The biggest risk is automation bias: accepting AI categorisation or GST treatment without adequate evidence checks. The appropriate control is a documented review process, exception handling, and retention of substantiation and working papers.Q: Does using AI reduce my responsibility as the registered tax agent or signing accountant?
No. Under Australian professional obligations, the practitioner remains responsible for the accuracy of work, the appropriateness of positions taken, and compliance with confidentiality and privacy requirements, even if AI prepared the first draft.Q: What should I ask an AI accounting software vendor before adopting their platform?
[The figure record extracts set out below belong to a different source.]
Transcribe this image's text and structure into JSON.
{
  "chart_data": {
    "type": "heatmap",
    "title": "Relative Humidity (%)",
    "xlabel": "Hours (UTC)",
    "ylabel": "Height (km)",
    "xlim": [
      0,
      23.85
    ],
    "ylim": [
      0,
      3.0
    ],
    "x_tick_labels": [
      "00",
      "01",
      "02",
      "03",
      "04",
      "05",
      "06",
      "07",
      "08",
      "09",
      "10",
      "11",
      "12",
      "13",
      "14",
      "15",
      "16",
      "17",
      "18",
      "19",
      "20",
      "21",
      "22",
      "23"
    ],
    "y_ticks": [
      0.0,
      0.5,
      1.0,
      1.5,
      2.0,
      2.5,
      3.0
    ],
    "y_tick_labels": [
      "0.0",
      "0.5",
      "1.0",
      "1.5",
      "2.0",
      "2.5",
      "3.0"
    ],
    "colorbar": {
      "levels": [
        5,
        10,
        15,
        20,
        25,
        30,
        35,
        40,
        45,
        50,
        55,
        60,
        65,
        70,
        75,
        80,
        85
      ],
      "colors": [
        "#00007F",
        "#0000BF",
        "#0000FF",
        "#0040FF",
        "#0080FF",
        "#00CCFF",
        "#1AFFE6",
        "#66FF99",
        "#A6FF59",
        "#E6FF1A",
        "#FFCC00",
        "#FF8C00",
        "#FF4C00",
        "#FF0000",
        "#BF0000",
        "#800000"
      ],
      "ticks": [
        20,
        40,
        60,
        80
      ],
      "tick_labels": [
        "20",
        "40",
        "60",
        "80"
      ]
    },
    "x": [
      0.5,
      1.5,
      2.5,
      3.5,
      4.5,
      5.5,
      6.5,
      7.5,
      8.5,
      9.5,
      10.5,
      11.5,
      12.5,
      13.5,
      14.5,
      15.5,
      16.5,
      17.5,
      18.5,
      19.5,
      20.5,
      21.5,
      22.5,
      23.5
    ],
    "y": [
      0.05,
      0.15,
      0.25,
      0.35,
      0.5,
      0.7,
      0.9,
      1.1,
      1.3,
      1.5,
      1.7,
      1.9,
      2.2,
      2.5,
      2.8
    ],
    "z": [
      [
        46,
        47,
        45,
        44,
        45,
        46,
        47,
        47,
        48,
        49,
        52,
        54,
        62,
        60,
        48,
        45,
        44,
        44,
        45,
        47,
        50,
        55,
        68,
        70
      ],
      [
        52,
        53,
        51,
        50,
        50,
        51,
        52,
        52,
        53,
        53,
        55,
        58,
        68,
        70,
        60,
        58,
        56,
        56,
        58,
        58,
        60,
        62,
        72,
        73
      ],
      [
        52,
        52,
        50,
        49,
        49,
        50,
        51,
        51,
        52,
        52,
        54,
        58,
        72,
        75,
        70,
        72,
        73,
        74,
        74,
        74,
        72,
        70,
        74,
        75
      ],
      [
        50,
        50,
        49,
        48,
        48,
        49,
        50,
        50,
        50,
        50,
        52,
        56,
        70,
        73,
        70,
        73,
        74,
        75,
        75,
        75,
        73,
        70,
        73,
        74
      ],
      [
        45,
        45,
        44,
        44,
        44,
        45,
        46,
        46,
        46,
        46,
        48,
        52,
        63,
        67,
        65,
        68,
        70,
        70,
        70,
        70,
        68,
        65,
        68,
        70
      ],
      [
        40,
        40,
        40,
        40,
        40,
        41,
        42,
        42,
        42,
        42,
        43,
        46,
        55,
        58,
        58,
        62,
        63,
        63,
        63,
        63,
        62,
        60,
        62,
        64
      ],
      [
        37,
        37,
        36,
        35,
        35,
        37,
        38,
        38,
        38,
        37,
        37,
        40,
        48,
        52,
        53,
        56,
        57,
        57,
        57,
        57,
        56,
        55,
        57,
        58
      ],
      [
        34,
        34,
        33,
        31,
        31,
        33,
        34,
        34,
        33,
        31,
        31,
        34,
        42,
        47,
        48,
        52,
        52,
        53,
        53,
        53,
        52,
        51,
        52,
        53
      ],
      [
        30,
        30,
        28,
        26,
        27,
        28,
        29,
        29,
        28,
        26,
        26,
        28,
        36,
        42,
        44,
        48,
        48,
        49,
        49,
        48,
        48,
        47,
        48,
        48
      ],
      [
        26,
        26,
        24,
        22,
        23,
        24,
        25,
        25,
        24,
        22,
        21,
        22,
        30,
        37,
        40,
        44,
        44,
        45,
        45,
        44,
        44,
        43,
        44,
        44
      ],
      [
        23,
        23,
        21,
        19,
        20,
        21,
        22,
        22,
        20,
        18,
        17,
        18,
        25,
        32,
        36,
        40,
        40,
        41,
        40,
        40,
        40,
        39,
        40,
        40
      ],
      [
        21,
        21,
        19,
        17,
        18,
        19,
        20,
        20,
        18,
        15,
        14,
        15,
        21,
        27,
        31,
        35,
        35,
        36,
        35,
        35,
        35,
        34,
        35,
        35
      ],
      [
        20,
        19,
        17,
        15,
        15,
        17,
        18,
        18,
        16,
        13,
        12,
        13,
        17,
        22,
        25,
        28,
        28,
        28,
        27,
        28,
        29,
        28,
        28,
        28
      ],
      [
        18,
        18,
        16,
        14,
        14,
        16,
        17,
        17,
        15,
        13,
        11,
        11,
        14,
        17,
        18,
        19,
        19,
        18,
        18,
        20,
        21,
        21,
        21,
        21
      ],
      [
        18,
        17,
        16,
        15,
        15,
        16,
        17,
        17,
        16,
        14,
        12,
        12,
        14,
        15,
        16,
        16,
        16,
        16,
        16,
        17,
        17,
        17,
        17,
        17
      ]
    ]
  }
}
At minimum, ask about data storage locations, subprocessors, whether your data is used for model training, encryption and access controls, audit logs, incident response timeframes, and how the platform supports documentation and evidence retention for ATO review readiness.Disclaimer: This article provides general information for Australian accounting professionals as of December 2025 and does not constitute legal or tax advice. Tax laws and ATO guidance can change, and professional obligations depend on your registration status and services. Specific advice should be obtained for your circumstances.